As a platform matures, deploying infrastructure to a single AWS region is often no longer sufficient. Common requirements that drive multi-region adoption include:

  • Global availability across regions
  • Faster and repeatable regional rollouts
  • Identical infrastructure behavior in every environment
  • Safe updates for already-provisioned tenants

Manual or sequential region-by-region deployments quickly become slow, error-prone, and hard to scale.
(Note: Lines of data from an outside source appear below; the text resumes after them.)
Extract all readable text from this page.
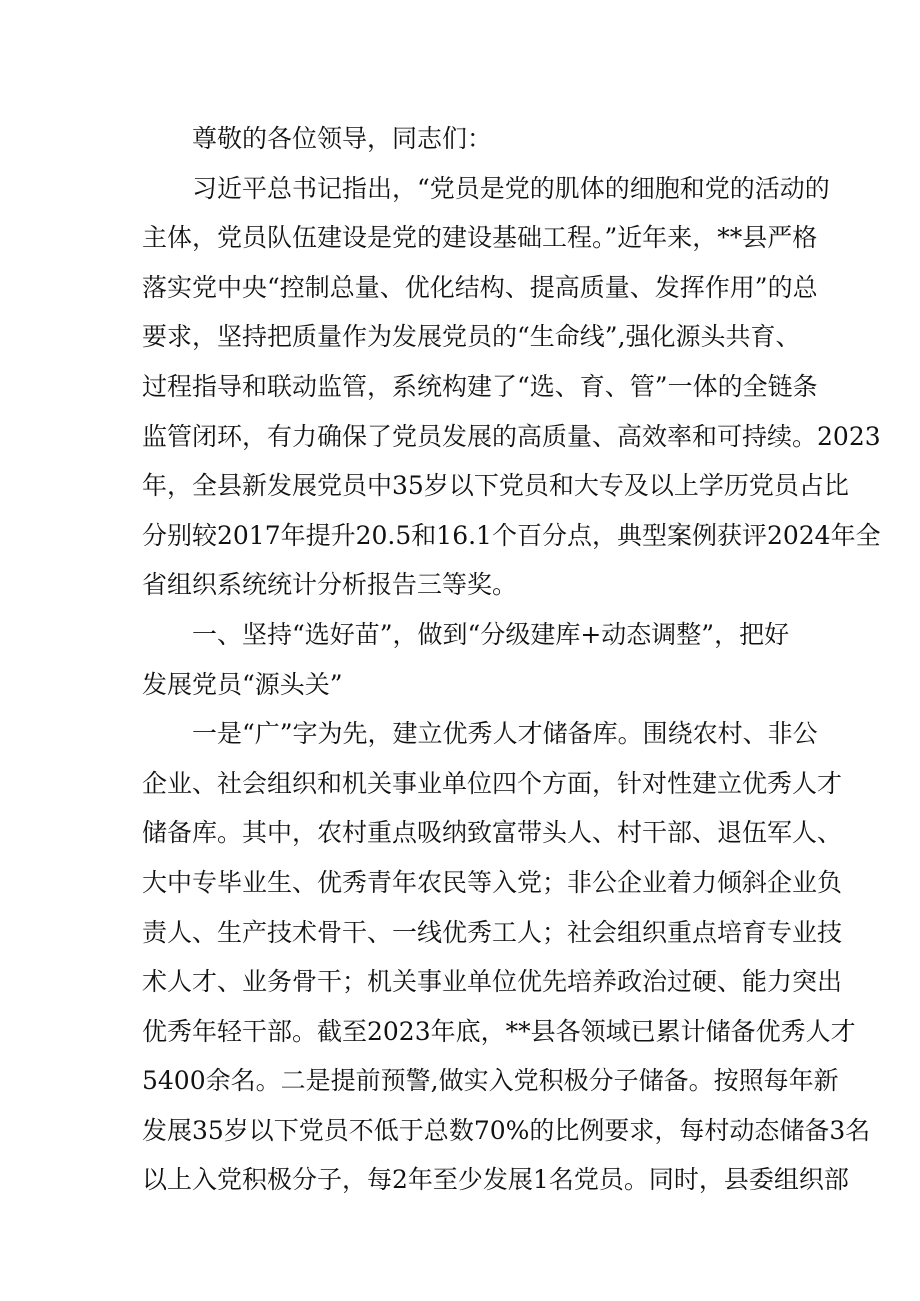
尊敬的各位领导，同志们：
习近平总书记指出，“党员是党的肌体的细胞和党的活动的
主体，党员队伍建设是党的建设基础工程。”近年来，**县严格
落实党中央“控制总量、优化结构、提高质量、发挥作用”的总
要求，坚持把质量作为发展党员的“生命线”,强化源头共育、
过程指导和联动监管，系统构建了“选、育、管”一体的全链条
监管闭环，有力确保了党员发展的高质量、高效率和可持续。2023
年，全县新发展党员中35岁以下党员和大专及以上学历党员占比
分别较2017年提升20.5和16.1个百分点，典型案例获评2024年全
省组织系统统计分析报告三等奖。
一、坚持“选好苗”，做到“分级建库+动态调整”，把好
发展党员“源头关”
一是“广”字为先，建立优秀人才储备库。围绕农村、非公
企业、社会组织和机关事业单位四个方面，针对性建立优秀人才
储备库。其中，农村重点吸纳致富带头人、村干部、退伍军人、
大中专毕业生、优秀青年农民等入党；非公企业着力倾斜企业负
责人、生产技术骨干、一线优秀工人；社会组织重点培育专业技
术人才、业务骨干；机关事业单位优先培养政治过硬、能力突出
优秀年轻干部。截至2023年底，**县各领域已累计储备优秀人才
5400余名。二是提前预警,做实入党积极分子储备。按照每年新
发展35岁以下党员不低于总数70%的比例要求，每村动态储备3名
以上入党积极分子，每2年至少发展1名党员。同时，县委组织部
A single deployment mechanism that can reliably deploy the same infrastructure across multiple AWS regions—without introducing operational risk—is the natural solution.
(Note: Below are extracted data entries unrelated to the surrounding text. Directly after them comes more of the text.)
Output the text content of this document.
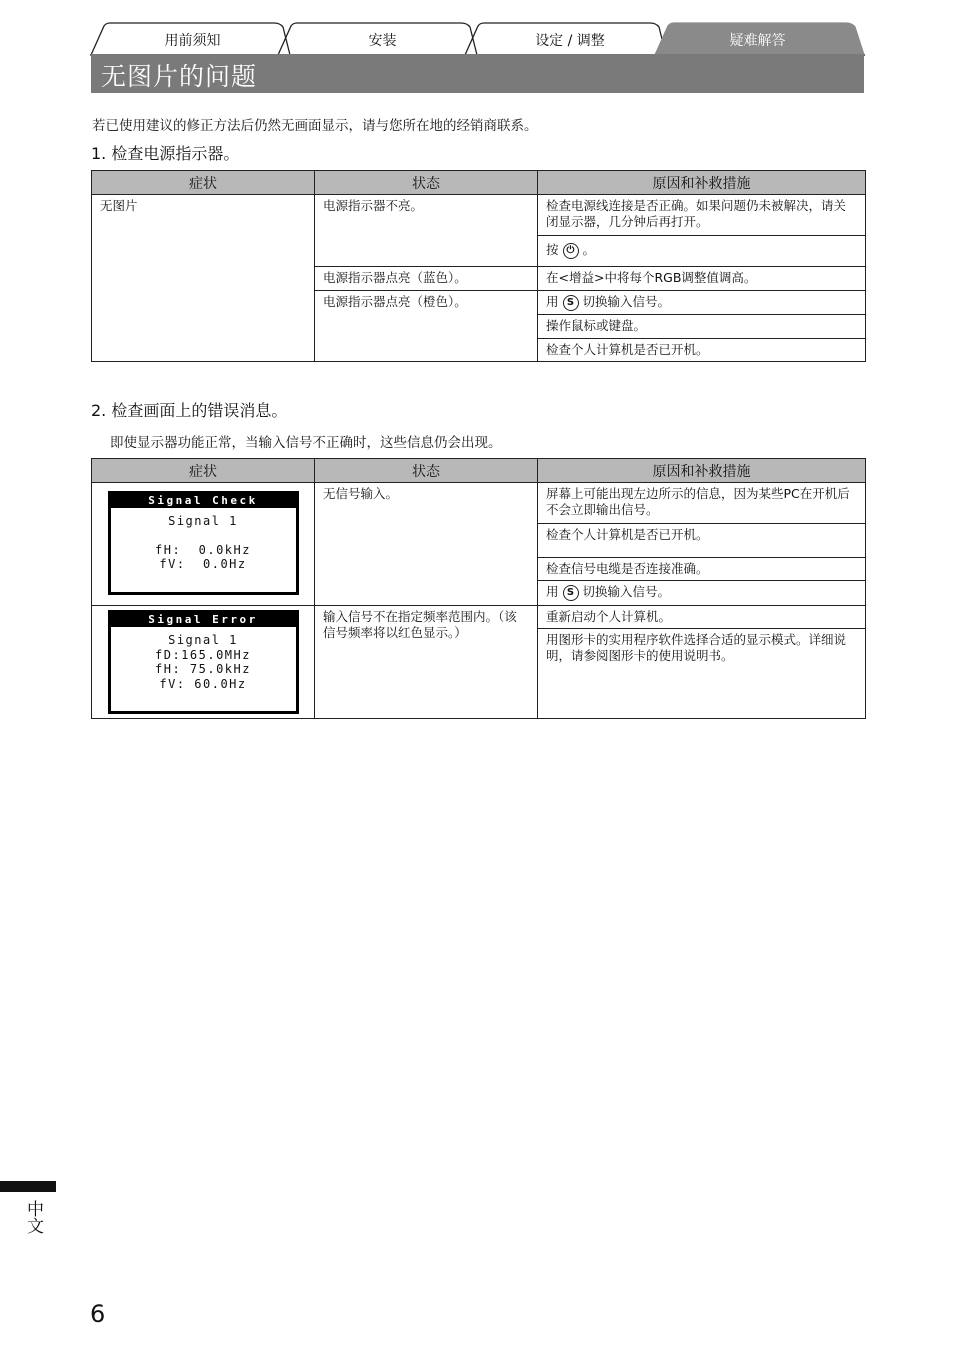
用前须知	安装	设定 / 调整	疑难解答
无图片的问题
若已使用建议的修正方法后仍然无画面显示，请与您所在地的经销商联系。
1. 检查电源指示器。
症状	状态	原因和补救措施
无图片	电源指示器不亮。	检查电源线连接是否正确。如果问题仍未被解决，请关闭显示器，几分钟后再打开。
		按 ⏻ 。
	电源指示器点亮（蓝色）。	在<增益>中将每个RGB调整值调高。
	电源指示器点亮（橙色）。	用 S 切换输入信号。
		操作鼠标或键盘。
		检查个人计算机是否已开机。
2. 检查画面上的错误消息。
即使显示器功能正常，当输入信号不正确时，这些信息仍会出现。
症状	状态	原因和补救措施

Signal Check
Signal 1
fH:  0.0kHz
fV:  0.0Hz	无信号输入。	屏幕上可能出现左边所示的信息，因为某些PC在开机后不会立即输出信号。
		检查个人计算机是否已开机。
		检查信号电缆是否连接准确。
		用 S 切换输入信号。

Signal Error
Signal 1
fD:165.0MHz
fH: 75.0kHz
fV: 60.0Hz	输入信号不在指定频率范围内。（该信号频率将以红色显示。）	重新启动个人计算机。
		用图形卡的实用程序软件选择合适的显示模式。详细说明，请参阅图形卡的使用说明书。
中文
6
This guide explains how to implement multi-region deployment, the design decisions involved, and how deployments execute end to end.


Core Design Principles

Before implementation, align on a few non-negotiable principles.
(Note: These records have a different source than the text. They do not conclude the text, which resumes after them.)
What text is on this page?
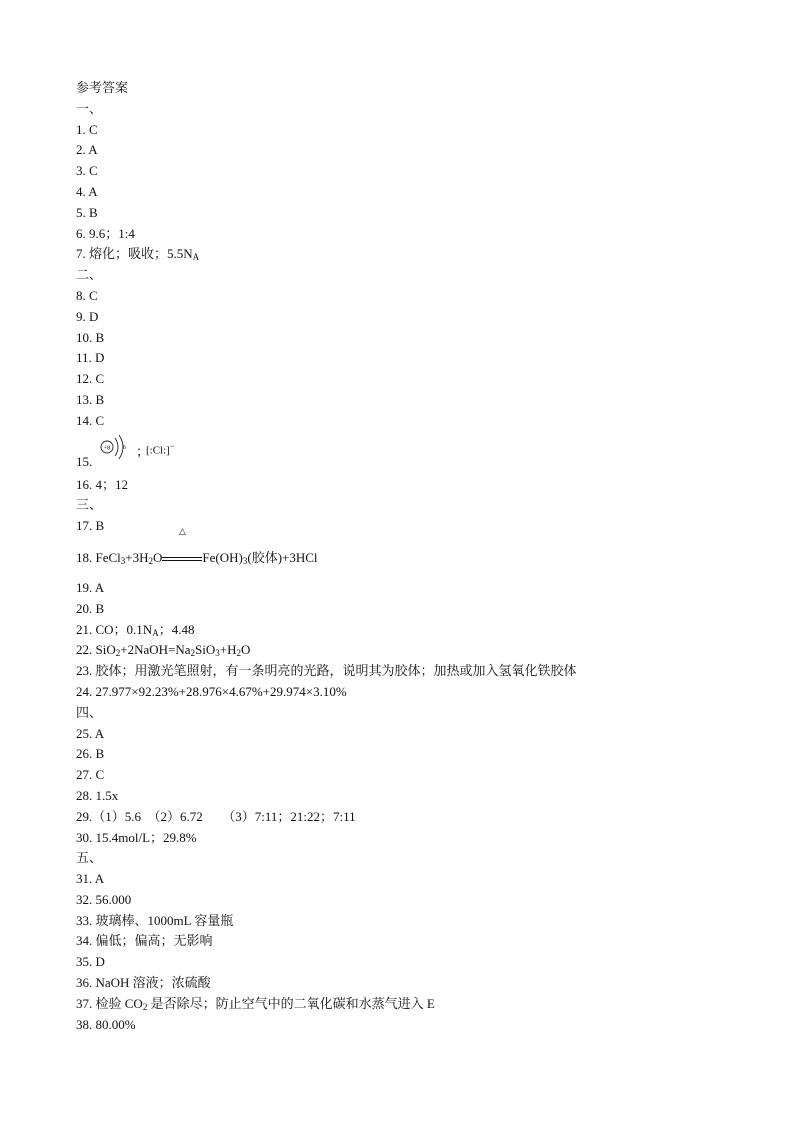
参考答案
一、
1. C
2. A
3. C
4. A
5. B
6. 9.6；1:4
7. 熔化；吸收；$5.5N_A$
二、
8. C
9. D
10. B
11. D
12. C
13. B
14. C
15.
+8 6 ；
[:Cl:]−
16. 4；12
三、
17. B
18. $FeCl_3+3H_2O$
△
$Fe(OH)_3$(胶体)+3HCl
19. A
20. B
21. CO；$0.1N_A$；4.48
22. $SiO_2+2NaOH=Na_2SiO_3+H_2O$
23. 胶体；用激光笔照射，有一条明亮的光路，说明其为胶体；加热或加入氢氧化铁胶体
24. 27.977×92.23%+28.976×4.67%+29.974×3.10%
四、
25. A
26. B
27. C
28. 1.5x
29.（1）5.6　（2）6.72　　（3）7:11；21:22；7:11
30. 15.4mol/L；29.8%
五、
31. A
32. 56.000
33. 玻璃棒、1000mL 容量瓶
34. 偏低；偏高；无影响
35. D
36. NaOH 溶液；浓硫酸
37. 检验 $CO_2$ 是否除尽；防止空气中的二氧化碳和水蒸气进入 E
38. 80.00%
1. Consistency Across Regions

All regions must receive infrastructure built from the same source, using the same deployment logic, with no manual intervention.

2. Regional Isolation

Each region should be self-sufficient:

  • Region-specific S3 buckets
  • Region-specific Lambda artifacts
  • No cross-region runtime or deployment dependencies

3. Safety by Default

Especially in production:

  • Fail fast on errors (set -e)
  • Avoid partial deployments
  • Preserve existing tenant configuration

4. Scalable Execution

The solution must handle:

  • Dozens of services
  • Multiple regions
  • Hundreds of tenants
    …without hitting AWS API throttling or system limits.

High-Level Deployment Architecture

At a high level, the deployment system performs the following steps:

  1. Validate deployment inputs
  2. Discover and filter deployable services
  3. Package services per region
  4. Upload artifacts to regional S3 buckets
  5. Update infrastructure definitions in AWS Service Catalog
  6. Optionally roll out changes to existing tenants

Each step is automated and executed in a controlled, predictable manner.


Challenges to Anticipate

Serverless Framework Hardcodes the Region into CloudFormation Templates

This is the most significant packaging challenge when targeting multiple regions.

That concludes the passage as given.